Why I’m Hiking the CDT Southbound

The best thing that could have happened to me on the Pacific Crest Trail was exactly what happened. It reinforced the need to be flexible on a long-distance adventure. I know this is supposed to be about the CDT. It still is, don’t worry. 

Colorado in September: nothing better if you can avoid the storms!

The PCT is 2600 miles long, but you start to hit the high elevations about 750 miles north of the US-Mexico border. I hiked the PCT in 2019. After starting from Mexico on April 20th, I got to that high elevation section, the Sierra Nevada mountains (or just “the Sierras” as thru-hikers refer to them), in very early June. 

Here I am, at Kennedy Meadows, the last stop on the PCT before the Sierras on June 6th. 

Just after this point, the desert starts to climb and gives way to a mountain landscape. I saw a rattlesnake halfway up the first climb. Thirty minutes later I saw snow. 

But, a late May snowstorm had just hit the Sierras, adding to the already high snowpack that was just starting to melt off for the summer. Whatever, most PCT thru-hikers deal with snow in the Sierras, right? Well, sort of. 

A lot of PCT hikers end up missing the worst of the snow. In recent years, snowpack has been low in the Sierras. You know the drought in California? That’s mostly a lack of snowpack in the Sierras. This has allowed many hikers to hike through the Sierras in June without too much of this. 

A very snowy early June in the Sierras, 2019

Here at 10,000, the snow wasn’t too deep, just a couple of feet. Fortunately, it was pretty iced over here so we could walk across it, too. I can handle snow, but did I want to? Well, not really, but I was there, so I was dealing with it.

But, the wet shoes. And, the rivers of runoff everywhere. Whenever we weren’t walking over snow, we were walking through streams of melt snow. Sometimes they weren’t even streams, but rivers of melted snow, where a trail should be.

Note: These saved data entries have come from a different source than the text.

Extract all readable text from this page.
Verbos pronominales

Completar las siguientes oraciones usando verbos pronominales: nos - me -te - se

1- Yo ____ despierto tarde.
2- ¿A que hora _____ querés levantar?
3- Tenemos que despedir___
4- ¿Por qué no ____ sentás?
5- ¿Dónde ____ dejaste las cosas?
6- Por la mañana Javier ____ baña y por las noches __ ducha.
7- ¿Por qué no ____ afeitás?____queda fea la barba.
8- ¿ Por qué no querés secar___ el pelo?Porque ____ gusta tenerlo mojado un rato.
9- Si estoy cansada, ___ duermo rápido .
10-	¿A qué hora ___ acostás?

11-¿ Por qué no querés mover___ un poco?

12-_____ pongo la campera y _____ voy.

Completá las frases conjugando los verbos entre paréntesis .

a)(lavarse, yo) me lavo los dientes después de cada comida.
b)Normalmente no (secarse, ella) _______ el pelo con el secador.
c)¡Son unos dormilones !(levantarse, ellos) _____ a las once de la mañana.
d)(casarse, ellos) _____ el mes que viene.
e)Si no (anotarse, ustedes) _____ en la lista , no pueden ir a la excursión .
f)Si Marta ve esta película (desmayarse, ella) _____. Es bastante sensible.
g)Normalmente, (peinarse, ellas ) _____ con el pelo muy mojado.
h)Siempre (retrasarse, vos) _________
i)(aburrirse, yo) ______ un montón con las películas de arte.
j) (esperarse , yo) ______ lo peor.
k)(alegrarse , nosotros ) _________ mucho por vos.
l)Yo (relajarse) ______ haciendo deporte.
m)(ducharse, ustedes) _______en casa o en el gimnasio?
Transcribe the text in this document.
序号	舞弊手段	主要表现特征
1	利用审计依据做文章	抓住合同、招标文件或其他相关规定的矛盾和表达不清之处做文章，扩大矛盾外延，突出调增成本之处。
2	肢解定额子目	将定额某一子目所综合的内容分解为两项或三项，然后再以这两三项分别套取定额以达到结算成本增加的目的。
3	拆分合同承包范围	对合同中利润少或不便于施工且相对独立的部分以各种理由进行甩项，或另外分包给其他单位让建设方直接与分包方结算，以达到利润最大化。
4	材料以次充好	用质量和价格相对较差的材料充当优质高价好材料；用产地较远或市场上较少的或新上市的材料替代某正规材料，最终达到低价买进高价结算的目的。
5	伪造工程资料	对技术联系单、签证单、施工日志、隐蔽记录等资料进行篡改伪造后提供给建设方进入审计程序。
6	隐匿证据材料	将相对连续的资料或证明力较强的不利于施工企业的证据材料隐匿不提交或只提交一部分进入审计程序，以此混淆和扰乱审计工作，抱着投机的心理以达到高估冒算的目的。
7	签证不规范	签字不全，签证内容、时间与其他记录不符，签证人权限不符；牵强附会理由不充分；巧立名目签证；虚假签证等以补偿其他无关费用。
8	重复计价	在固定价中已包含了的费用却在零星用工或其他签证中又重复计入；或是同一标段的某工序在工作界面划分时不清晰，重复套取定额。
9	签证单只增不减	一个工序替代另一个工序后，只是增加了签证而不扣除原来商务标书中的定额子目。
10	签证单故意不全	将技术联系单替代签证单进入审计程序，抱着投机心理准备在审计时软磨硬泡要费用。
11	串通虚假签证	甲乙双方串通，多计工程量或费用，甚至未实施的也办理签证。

This was supposed to be the trail

I could deal with this for at least 200 miles, or skip around it. Or, I could hitchhike north to the Canadian border and hike the PCT southbound. Then I would be getting to the highest elevation part of the trail in September. In September, the Sierras look like this.

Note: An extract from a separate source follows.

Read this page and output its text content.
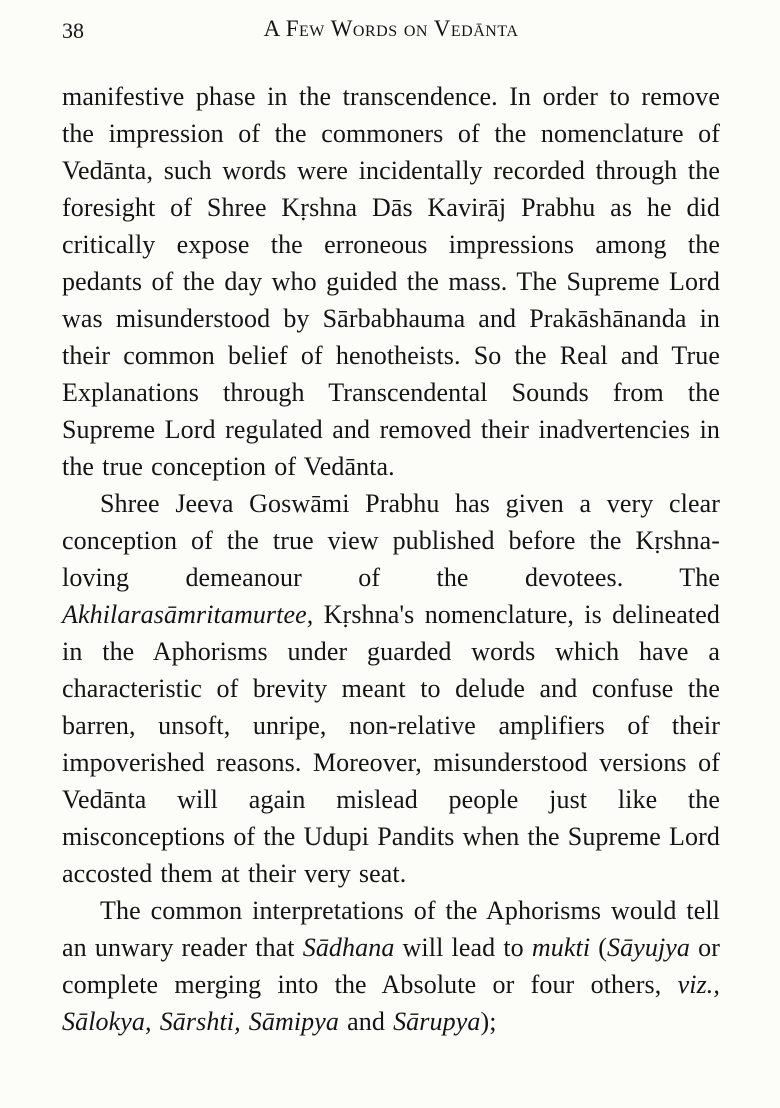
38	A Few Words on Vedānta

manifestive phase in the transcendence. In order to remove the impression of the commoners of the nomenclature of Vedānta, such words were incidentally recorded through the foresight of Shree Kṛshna Dās Kavirāj Prabhu as he did critically expose the erroneous impressions among the pedants of the day who guided the mass. The Supreme Lord was misunderstood by Sārbabhauma and Prakāshānanda in their common belief of henotheists. So the Real and True Explanations through Transcendental Sounds from the Supreme Lord regulated and removed their inadvertencies in the true conception of Vedānta.

Shree Jeeva Goswāmi Prabhu has given a very clear conception of the true view published before the Kṛshna-loving demeanour of the devotees. The Akhilarasāmritamurtee, Kṛshna's nomenclature, is delineated in the Aphorisms under guarded words which have a characteristic of brevity meant to delude and confuse the barren, unsoft, unripe, non-relative amplifiers of their impoverished reasons. Moreover, misunderstood versions of Vedānta will again mislead people just like the misconceptions of the Udupi Pandits when the Supreme Lord accosted them at their very seat.

The common interpretations of the Aphorisms would tell an unwary reader that Sādhana will lead to mukti (Sāyujya or complete merging into the Absolute or four others, viz., Sālokya, Sārshti, Sāmipya and Sārupya);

The Sierras in September, 2019

Sign me up! So a friend and I hitch-hiked to Canada. We caught a ride out of Seattle with another friend, who drove us to the PCT near the Canadian border. We were southbounders now, goodbye snow.

It wasn’t all snow-free frolicking through fields of freshly bloomed wildflowers. But, we did get to avoid the 10,000+ elevation areas when they are snowiest. And, other than the first few weeks hiking through Washington in late June and July, we had awesome weather the whole way going south. 

Look at that tiny snow patch!

The CDT mirrors the PCT in many ways. It’s on the same continent, so why wouldn’t it? The highest mountains are about 800 miles north of the Mexico border. And, the coldest, wettest part of a thru-hike is near the Canadian border, especially in late summer and fall. I’ll skip the cold and wet if I can. So, southbound it is!

I’m hoping that my CDT thru-hike works out as well as my PCT hike did. My PCT hike started to make a lot more sense once I had decided to switch to southbound. So, I’m skipping the northbound part of the CDT. 

I’m missing out on the desert in the spring. I’m missing out on starting my hike earlier, like now. But, I’ve already gone on a few shorter adventures in the desert this spring. I’ll be crossing the desert this fall now, something I’ve never done and am looking forward to. 

I won’t be a part of the mad rush to hike north in early fall, too. Who actually wants to backpack in the direction of the oncoming winter in fall? I know what happens in northern Montana in late September. It’s not dry, and it’s not warm. It seems like the final push of a northbound thru-hike is always a mad rush to finish. 

Southbounding the CDT I’ll only have to rush to get through the San Juans in southern Colorado by September. Then I’ll be in New Mexico, with all the highest elevation behind me and the desert ahead of me.